Paddlers Only – Boats with props (and even kayaks with pedal drives) can’t get through the shallow flats in the lake’s southern extreme, to access the area where Unicorn Branch feeds the pond. Paddle over these shallows, however, and you’ll be able to fish the creek mouth. It’s several feet deep where it hits the lake, has much more current than elsewhere, and fish love to congregate here.
Tip – It’s hard to out-fish a minnow suspended a foot or two beneath a bobber on a marabou jig or shad dart, in these waters.

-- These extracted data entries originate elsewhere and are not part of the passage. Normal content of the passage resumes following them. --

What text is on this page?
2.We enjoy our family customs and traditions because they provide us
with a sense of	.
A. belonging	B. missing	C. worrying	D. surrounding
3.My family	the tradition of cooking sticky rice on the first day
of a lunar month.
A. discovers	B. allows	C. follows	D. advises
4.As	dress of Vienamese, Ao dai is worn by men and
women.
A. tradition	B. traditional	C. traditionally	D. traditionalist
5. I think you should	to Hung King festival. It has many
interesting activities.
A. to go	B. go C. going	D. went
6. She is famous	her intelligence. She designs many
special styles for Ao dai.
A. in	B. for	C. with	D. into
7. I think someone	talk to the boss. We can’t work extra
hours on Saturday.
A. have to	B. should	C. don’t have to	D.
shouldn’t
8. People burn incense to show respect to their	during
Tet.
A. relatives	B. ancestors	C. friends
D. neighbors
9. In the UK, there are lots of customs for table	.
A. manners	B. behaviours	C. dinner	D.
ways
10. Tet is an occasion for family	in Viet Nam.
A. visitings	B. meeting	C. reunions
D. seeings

Mid-Shore: Little Blackwater River – No discussion of DelMarVa kayak fishing opportunities would be complete without talking about the fantastic mid-shore snakehead fishing in the Blackwater zone. And top among the kayak angler’s targets is the Little Blackwater. Every inch of river north of Key Wallace Bridge is prime territory, and there are multiple launch points (at the bridge, at pull-offs on Maple Dam Road, and at the Egypt Road soft launch). Not only are trailer-boats unable to use these launches, much of this water is simply too shallow and weedy for propellers to get through.
Paddlers Only – Countless creek arms and offshoots are incredibly shallow and weedy. Simply get out of the river’s main channel, and you’ve found a paddlers-only spot.

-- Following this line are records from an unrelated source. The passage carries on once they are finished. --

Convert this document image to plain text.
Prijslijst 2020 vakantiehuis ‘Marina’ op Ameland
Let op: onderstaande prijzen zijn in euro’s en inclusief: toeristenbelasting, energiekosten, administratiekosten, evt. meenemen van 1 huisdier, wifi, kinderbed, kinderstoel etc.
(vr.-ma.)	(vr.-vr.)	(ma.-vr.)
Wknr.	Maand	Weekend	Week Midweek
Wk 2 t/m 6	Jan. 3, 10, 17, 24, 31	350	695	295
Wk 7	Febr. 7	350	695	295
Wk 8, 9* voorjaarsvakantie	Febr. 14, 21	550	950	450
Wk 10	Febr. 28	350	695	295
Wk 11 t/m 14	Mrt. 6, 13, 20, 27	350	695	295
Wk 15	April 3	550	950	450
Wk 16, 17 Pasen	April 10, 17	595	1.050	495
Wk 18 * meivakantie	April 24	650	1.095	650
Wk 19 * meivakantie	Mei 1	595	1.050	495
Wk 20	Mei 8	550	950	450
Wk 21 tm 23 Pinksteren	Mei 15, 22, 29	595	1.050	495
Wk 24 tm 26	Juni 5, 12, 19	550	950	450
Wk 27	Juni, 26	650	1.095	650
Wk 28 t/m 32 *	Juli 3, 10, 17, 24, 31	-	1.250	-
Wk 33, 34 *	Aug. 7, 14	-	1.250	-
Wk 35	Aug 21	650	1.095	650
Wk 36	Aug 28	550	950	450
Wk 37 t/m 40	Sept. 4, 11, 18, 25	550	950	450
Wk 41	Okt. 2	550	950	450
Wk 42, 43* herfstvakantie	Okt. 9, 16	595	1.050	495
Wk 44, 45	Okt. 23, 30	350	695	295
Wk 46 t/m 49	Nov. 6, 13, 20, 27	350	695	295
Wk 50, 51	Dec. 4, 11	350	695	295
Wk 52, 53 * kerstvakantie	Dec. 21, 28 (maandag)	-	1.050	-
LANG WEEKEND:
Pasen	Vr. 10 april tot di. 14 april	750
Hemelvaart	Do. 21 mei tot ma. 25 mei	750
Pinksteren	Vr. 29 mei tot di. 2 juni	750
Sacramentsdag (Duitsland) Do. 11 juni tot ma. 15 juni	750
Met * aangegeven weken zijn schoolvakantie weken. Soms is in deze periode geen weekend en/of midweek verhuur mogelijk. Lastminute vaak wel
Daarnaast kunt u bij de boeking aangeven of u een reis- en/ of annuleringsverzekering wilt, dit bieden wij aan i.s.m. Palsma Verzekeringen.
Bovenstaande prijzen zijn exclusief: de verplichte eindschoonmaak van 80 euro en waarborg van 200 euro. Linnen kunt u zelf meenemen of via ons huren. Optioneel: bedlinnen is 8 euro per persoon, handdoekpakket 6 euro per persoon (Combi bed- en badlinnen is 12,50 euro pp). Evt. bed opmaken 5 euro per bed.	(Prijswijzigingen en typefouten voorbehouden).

Tip – The shallow waters of this river system combined with the snakehead’s temperamental nature means small changes in the weather can have a big effect. A single day of bright sun will bring up water temps by several degrees and can trigger lots of action, while a cold front can send the water temps plummeting and shut down the snakehead bite. Choose your days accordingly.
Lower Shore: Mockhorn Island WMA – If a serious saltwater adventure and a rather advanced-grade kayak fishing trip is up your alley, head for Mockhorn Island WMA near the southern tip of the Peninsula. Be prepared for strong currents and long paddles from the launches (at either Oyster or Wise Point). Large waves aren’t usually an issue in these coastal backwaters, but strong breezes can be, so pick your days wisely.

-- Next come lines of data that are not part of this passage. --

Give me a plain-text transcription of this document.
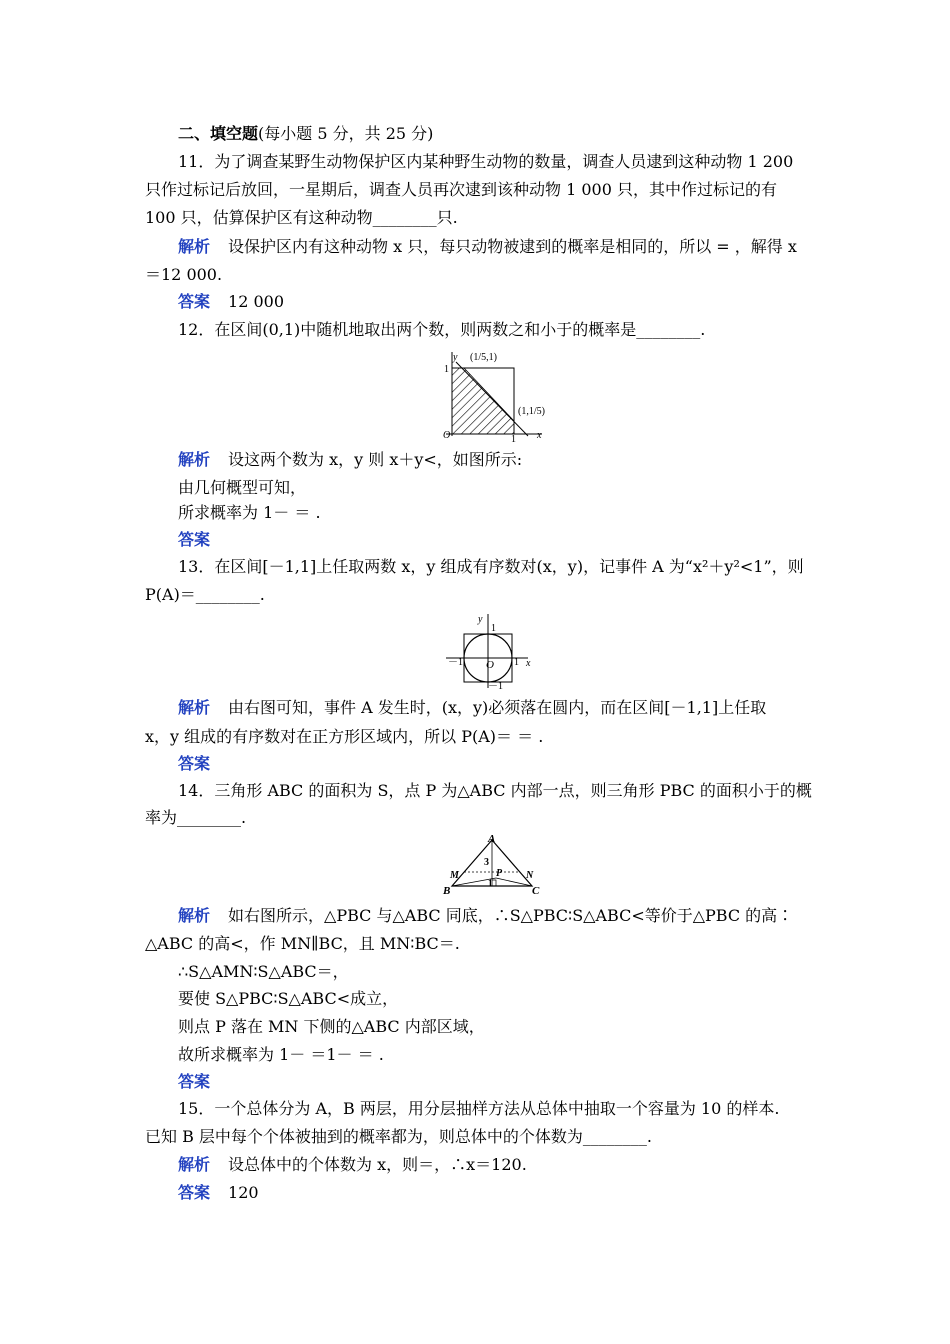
二、填空题(每小题 5 分，共 25 分)
11．为了调查某野生动物保护区内某种野生动物的数量，调查人员逮到这种动物 1 200
只作过标记后放回，一星期后，调查人员再次逮到该种动物 1 000 只，其中作过标记的有
100 只，估算保护区有这种动物________只.
解析 设保护区内有这种动物 x 只，每只动物被逮到的概率是相同的，所以 = ，解得 x
＝12 000.
答案 12 000
12．在区间(0,1)中随机地取出两个数，则两数之和小于的概率是________.
y (1/5,1)
1
(1,1/5)
O	1 x
解析 设这两个数为 x，y 则 x＋y<，如图所示:
由几何概型可知，
所求概率为 1－ ＝ .
答案
13．在区间[－1,1]上任取两数 x，y 组成有序数对(x，y)，记事件 A 为“x²＋y²<1”，则
P(A)＝________.
y
1
－1 O 1 x
－1
解析	由右图可知，事件 A 发生时，(x，y)必须落在圆内，而在区间[－1,1]上任取
x，y 组成的有序数对在正方形区域内，所以 P(A)＝ ＝ .
答案
14．三角形 ABC 的面积为 S，点 P 为△ABC 内部一点，则三角形 PBC 的面积小于的概
率为________.
A
3
P
M	N
B
1
C
解析	如右图所示，△PBC 与△ABC 同底，∴S△PBC∶S△ABC<等价于△PBC 的高∶
△ABC 的高<，作 MN∥BC，且 MN∶BC＝.
∴S△AMN∶S△ABC＝，
要使 S△PBC∶S△ABC<成立，
则点 P 落在 MN 下侧的△ABC 内部区域，
故所求概率为 1－ ＝1－ ＝ .
答案
15．一个总体分为 A，B 两层，用分层抽样方法从总体中抽取一个容量为 10 的样本.
已知 B 层中每个个体被抽到的概率都为，则总体中的个体数为________.
解析 设总体中的个体数为 x，则＝，∴x＝120.
答案 120
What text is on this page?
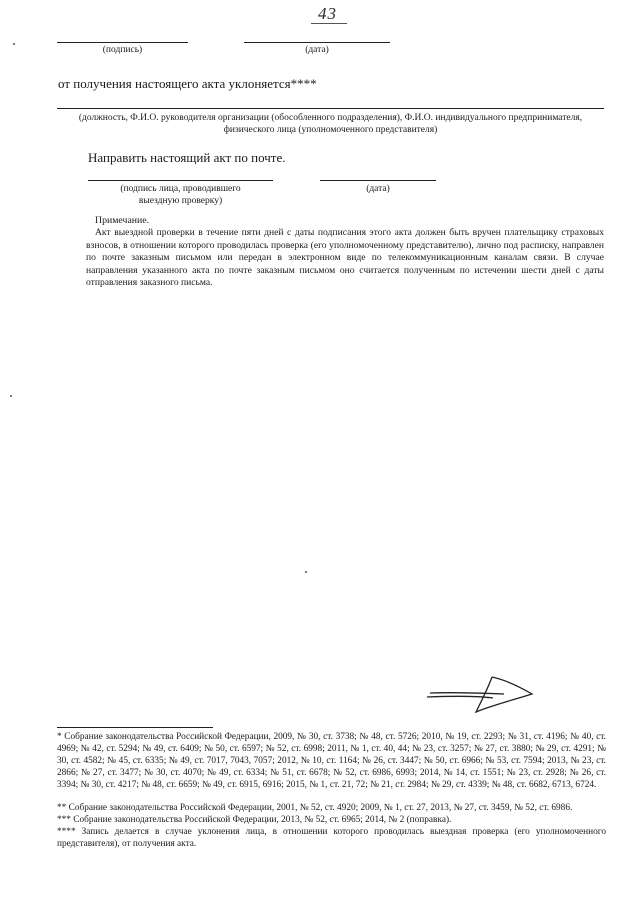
43
(подпись)	(дата)
от получения настоящего акта уклоняется****
(должность, Ф.И.О. руководителя организации (обособленного подразделения), Ф.И.О. индивидуального предпринимателя,
физического лица (уполномоченного представителя)
Направить настоящий акт по почте.
(подпись лица, проводившего
выездную проверку)
(дата)
Примечание.
Акт выездной проверки в течение пяти дней с даты подписания этого акта должен быть вручен плательщику страховых взносов, в отношении которого проводилась проверка (его уполномоченному представителю), лично под расписку, направлен по почте заказным письмом или передан в электронном виде по телекоммуникационным каналам связи. В случае направления указанного акта по почте заказным письмом оно считается полученным по истечении шести дней с даты отправления заказного письма.
* Собрание законодательства Российской Федерации, 2009, № 30, ст. 3738; № 48, ст. 5726; 2010, № 19, ст. 2293; № 31, ст. 4196; № 40, ст. 4969; № 42, ст. 5294; № 49, ст. 6409; № 50, ст. 6597; № 52, ст. 6998; 2011, № 1, ст. 40, 44; № 23, ст. 3257; № 27, ст. 3880; № 29, ст. 4291; № 30, ст. 4582; № 45, ст. 6335; № 49, ст. 7017, 7043, 7057; 2012, № 10, ст. 1164; № 26, ст. 3447; № 50, ст. 6966; № 53, ст. 7594; 2013, № 23, ст. 2866; № 27, ст. 3477; № 30, ст. 4070; № 49, ст. 6334; № 51, ст. 6678; № 52, ст. 6986, 6993; 2014, № 14, ст. 1551; № 23, ст. 2928; № 26, ст. 3394; № 30, ст. 4217; № 48, ст. 6659; № 49, ст. 6915, 6916; 2015, № 1, ст. 21, 72; № 21, ст. 2984; № 29, ст. 4339; № 48, ст. 6682, 6713, 6724.
** Собрание законодательства Российской Федерации, 2001, № 52, ст. 4920; 2009, № 1, ст. 27, 2013, № 27, ст. 3459, № 52, ст. 6986.
*** Собрание законодательства Российской Федерации, 2013, № 52, ст. 6965; 2014, № 2 (поправка).
**** Запись делается в случае уклонения лица, в отношении которого проводилась выездная проверка (его уполномоченного представителя), от получения акта.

Paddlers Only – Boats can fish the main channels here, but the countless creeks and cuts going into and through Mockhorn Island are riddled with flats, oyster bar, and uber-shallow waters. Enter these creeks and cuts on the end of the incoming through the middle of an outgoing and you can encounter excellent action on flounder, specks, puppy drum, and more.
Tip – Four- and six-inch soft plastics in white, pearl, chartreuse, and yellow, on half- to quarter-ounce jig heads, are a great choice for these waters. When you find a deeper spot (particularly at creek mouths and outside bends with feeder-creeks) let the jig sink to the bottom and bounce it along for flounder; in shallower areas and when casting to points try a rapid erratic retrieve, to tempt the speckled trout.